Le temps de vider notre carte cashless et c’est parti pour la grande messe de clôture de fin de festival. Face à l’annulation last minute de THE AVALANCHES, les programmateurs ont eu la bonne idée de dégainer JAGWAR MA. Le trio australien fait parler de lui en ce moment puisque leur second album se profile à la rentrée. Si ce set prend quelques minutes à s’envoler, l’énergie communicative du groupe ne tardera pas longtemps à faire effet. Sous une débauche de lumière, les tubes s’enchaînent parfaitement, nous sortant le récent « OB1 » histoire de bien nous faire remuer, ou allongeant sur plus de dix minutes l’hymne « Come and Save me ». Le résultat est là : le public n’a pas prématurément déserté le Fort de Saint-Père mais savoure bien la fête. Pour nous, il est l’heure de s’éclipser, on s’éloigne doucement de la scène en savourant les derniers instants et l’ambiance si particulière de la Route du Rock.
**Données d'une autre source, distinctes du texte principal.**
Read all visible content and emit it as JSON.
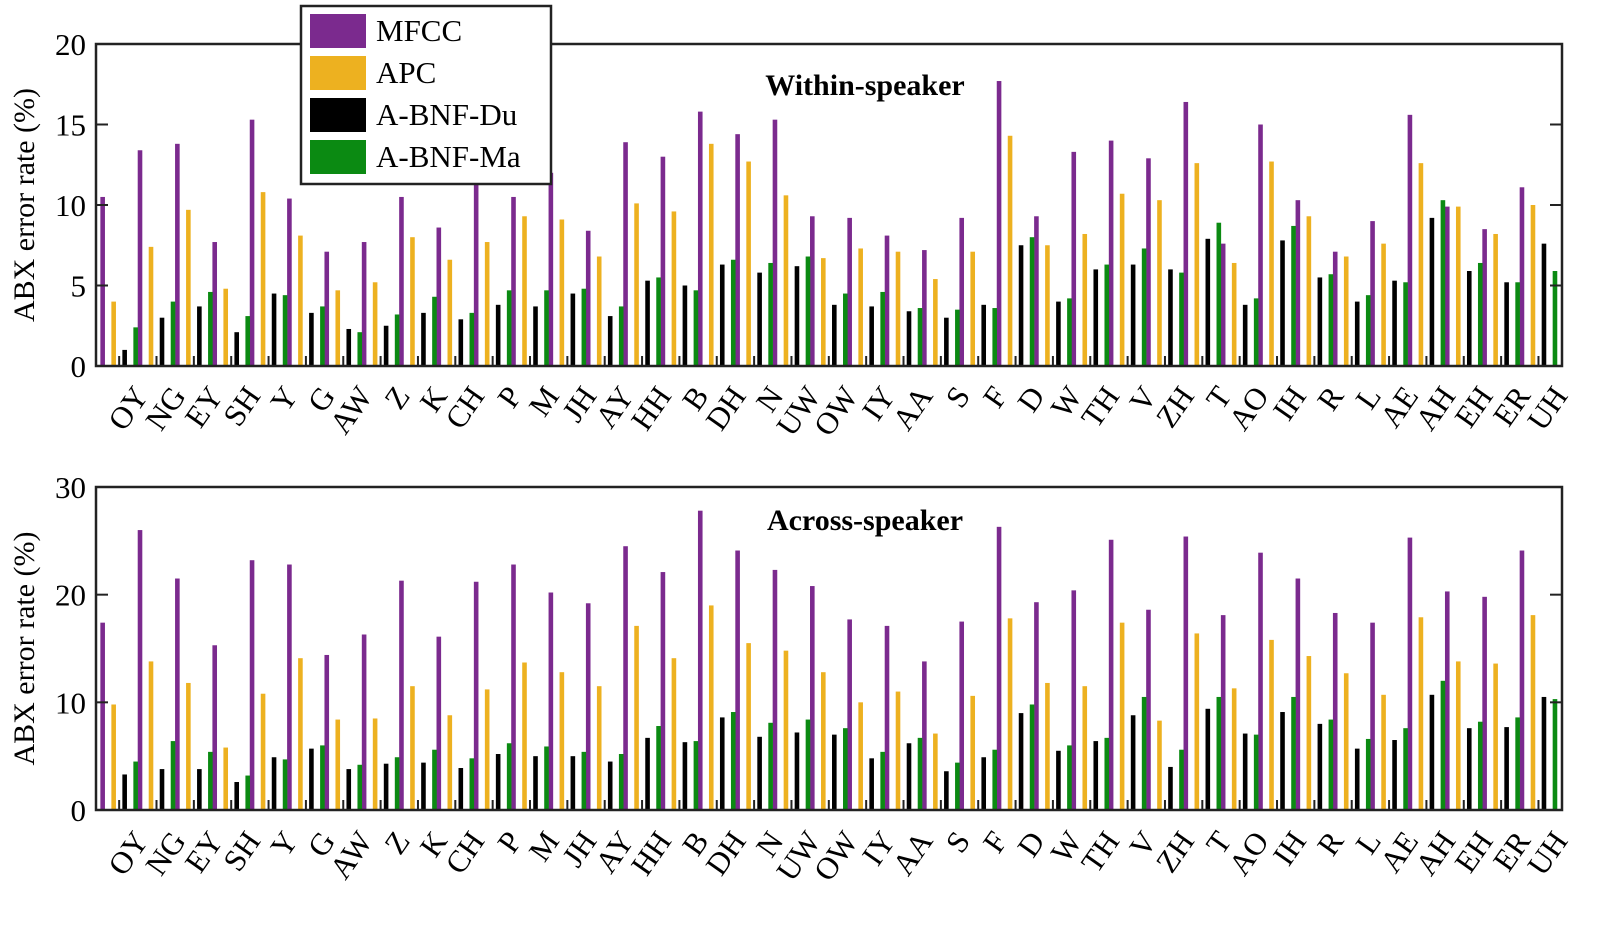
{
  "colors": {
    "MFCC": "#7B2A8E",
    "APC": "#EDB120",
    "A-BNF-Du": "#000000",
    "A-BNF-Ma": "#0B8A12"
  },
  "legend": {
    "entries": [
      "MFCC",
      "APC",
      "A-BNF-Du",
      "A-BNF-Ma"
    ],
    "placement": "top-left"
  },
  "chart_data": [
    {
      "type": "bar",
      "title": "Within-speaker",
      "xlabel": "",
      "ylabel": "ABX error rate (%)",
      "ylim": [
        0,
        20
      ],
      "yticks": [
        "0",
        "5",
        "10",
        "15",
        "20"
      ],
      "grid": false,
      "categories": [
        "OY",
        "NG",
        "EY",
        "SH",
        "Y",
        "G",
        "AW",
        "Z",
        "K",
        "CH",
        "P",
        "M",
        "JH",
        "AY",
        "HH",
        "B",
        "DH",
        "N",
        "UW",
        "OW",
        "IY",
        "AA",
        "S",
        "F",
        "D",
        "W",
        "TH",
        "V",
        "ZH",
        "T",
        "AO",
        "IH",
        "R",
        "L",
        "AE",
        "AH",
        "EH",
        "ER",
        "UH"
      ],
      "series": [
        {
          "name": "MFCC",
          "values": [
            10.5,
            13.4,
            13.8,
            7.7,
            15.3,
            10.4,
            7.1,
            7.7,
            10.5,
            8.6,
            11.3,
            10.5,
            12.0,
            8.4,
            13.9,
            13.0,
            15.8,
            14.4,
            15.3,
            9.3,
            9.2,
            8.1,
            7.2,
            9.2,
            17.7,
            9.3,
            13.3,
            14.0,
            12.9,
            16.4,
            7.6,
            15.0,
            10.3,
            7.1,
            9.0,
            15.6,
            9.9,
            8.5,
            11.1
          ]
        },
        {
          "name": "APC",
          "values": [
            4.0,
            7.4,
            9.7,
            4.8,
            10.8,
            8.1,
            4.7,
            5.2,
            8.0,
            6.6,
            7.7,
            9.3,
            9.1,
            6.8,
            10.1,
            9.6,
            13.8,
            12.7,
            10.6,
            6.7,
            7.3,
            7.1,
            5.4,
            7.1,
            14.3,
            7.5,
            8.2,
            10.7,
            10.3,
            12.6,
            6.4,
            12.7,
            9.3,
            6.8,
            7.6,
            12.6,
            9.9,
            8.2,
            10.0
          ]
        },
        {
          "name": "A-BNF-Du",
          "values": [
            1.0,
            3.0,
            3.7,
            2.1,
            4.5,
            3.3,
            2.3,
            2.5,
            3.3,
            2.9,
            3.8,
            3.7,
            4.5,
            3.1,
            5.3,
            5.0,
            6.3,
            5.8,
            6.2,
            3.8,
            3.7,
            3.4,
            3.0,
            3.8,
            7.5,
            4.0,
            6.0,
            6.3,
            6.0,
            7.9,
            3.8,
            7.8,
            5.5,
            4.0,
            5.3,
            9.2,
            5.9,
            5.2,
            7.6
          ]
        },
        {
          "name": "A-BNF-Ma",
          "values": [
            2.4,
            4.0,
            4.6,
            3.1,
            4.4,
            3.7,
            2.1,
            3.2,
            4.3,
            3.3,
            4.7,
            4.7,
            4.8,
            3.7,
            5.5,
            4.7,
            6.6,
            6.4,
            6.8,
            4.5,
            4.6,
            3.6,
            3.5,
            3.6,
            8.0,
            4.2,
            6.3,
            7.3,
            5.8,
            8.9,
            4.2,
            8.7,
            5.7,
            4.4,
            5.2,
            10.3,
            6.4,
            5.2,
            5.9
          ]
        }
      ]
    },
    {
      "type": "bar",
      "title": "Across-speaker",
      "xlabel": "",
      "ylabel": "ABX error rate (%)",
      "ylim": [
        0,
        30
      ],
      "yticks": [
        "0",
        "10",
        "20",
        "30"
      ],
      "grid": false,
      "categories": [
        "OY",
        "NG",
        "EY",
        "SH",
        "Y",
        "G",
        "AW",
        "Z",
        "K",
        "CH",
        "P",
        "M",
        "JH",
        "AY",
        "HH",
        "B",
        "DH",
        "N",
        "UW",
        "OW",
        "IY",
        "AA",
        "S",
        "F",
        "D",
        "W",
        "TH",
        "V",
        "ZH",
        "T",
        "AO",
        "IH",
        "R",
        "L",
        "AE",
        "AH",
        "EH",
        "ER",
        "UH"
      ],
      "series": [
        {
          "name": "MFCC",
          "values": [
            17.4,
            26.0,
            21.5,
            15.3,
            23.2,
            22.8,
            14.4,
            16.3,
            21.3,
            16.1,
            21.2,
            22.8,
            20.2,
            19.2,
            24.5,
            22.1,
            27.8,
            24.1,
            22.3,
            20.8,
            17.7,
            17.1,
            13.8,
            17.5,
            26.3,
            19.3,
            20.4,
            25.1,
            18.6,
            25.4,
            18.1,
            23.9,
            21.5,
            18.3,
            17.4,
            25.3,
            20.3,
            19.8,
            24.1
          ]
        },
        {
          "name": "APC",
          "values": [
            9.8,
            13.8,
            11.8,
            5.8,
            10.8,
            14.1,
            8.4,
            8.5,
            11.5,
            8.8,
            11.2,
            13.7,
            12.8,
            11.5,
            17.1,
            14.1,
            19.0,
            15.5,
            14.8,
            12.8,
            10.0,
            11.0,
            7.1,
            10.6,
            17.8,
            11.8,
            11.5,
            17.4,
            8.3,
            16.4,
            11.3,
            15.8,
            14.3,
            12.7,
            10.7,
            17.9,
            13.8,
            13.6,
            18.1
          ]
        },
        {
          "name": "A-BNF-Du",
          "values": [
            3.3,
            3.8,
            3.8,
            2.6,
            4.9,
            5.7,
            3.8,
            4.3,
            4.4,
            3.9,
            5.2,
            5.0,
            5.0,
            4.5,
            6.7,
            6.3,
            8.6,
            6.8,
            7.2,
            7.0,
            4.8,
            6.2,
            3.6,
            4.9,
            9.0,
            5.5,
            6.4,
            8.8,
            4.0,
            9.4,
            7.1,
            9.1,
            8.0,
            5.7,
            6.5,
            10.7,
            7.6,
            7.7,
            10.5
          ]
        },
        {
          "name": "A-BNF-Ma",
          "values": [
            4.5,
            6.4,
            5.4,
            3.2,
            4.7,
            6.0,
            4.2,
            4.9,
            5.6,
            4.8,
            6.2,
            5.9,
            5.4,
            5.2,
            7.8,
            6.4,
            9.1,
            8.1,
            8.4,
            7.6,
            5.4,
            6.7,
            4.4,
            5.6,
            9.8,
            6.0,
            6.7,
            10.5,
            5.6,
            10.5,
            7.0,
            10.5,
            8.4,
            6.6,
            7.6,
            12.0,
            8.2,
            8.6,
            10.3
          ]
        }
      ]
    }
  ]
}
Cette année, on a croisé des bidasses fusil à la main, patrouillant au milieux des festivaliers et dynamitant un peu notre vision d’Eden. Une sensation bien curieuse quoique rassurante, à laquelle il faudra s’habituer… Ça ne nous aura pas empêché de profiter de trois jours de fête, à retrouver avec plaisir toutes ces têtes connues, profiter de l’air breton en trinquant fièrement à cette musique qui nous rassemble. Les années passent et la Route Du Rock est toujours aussi belle.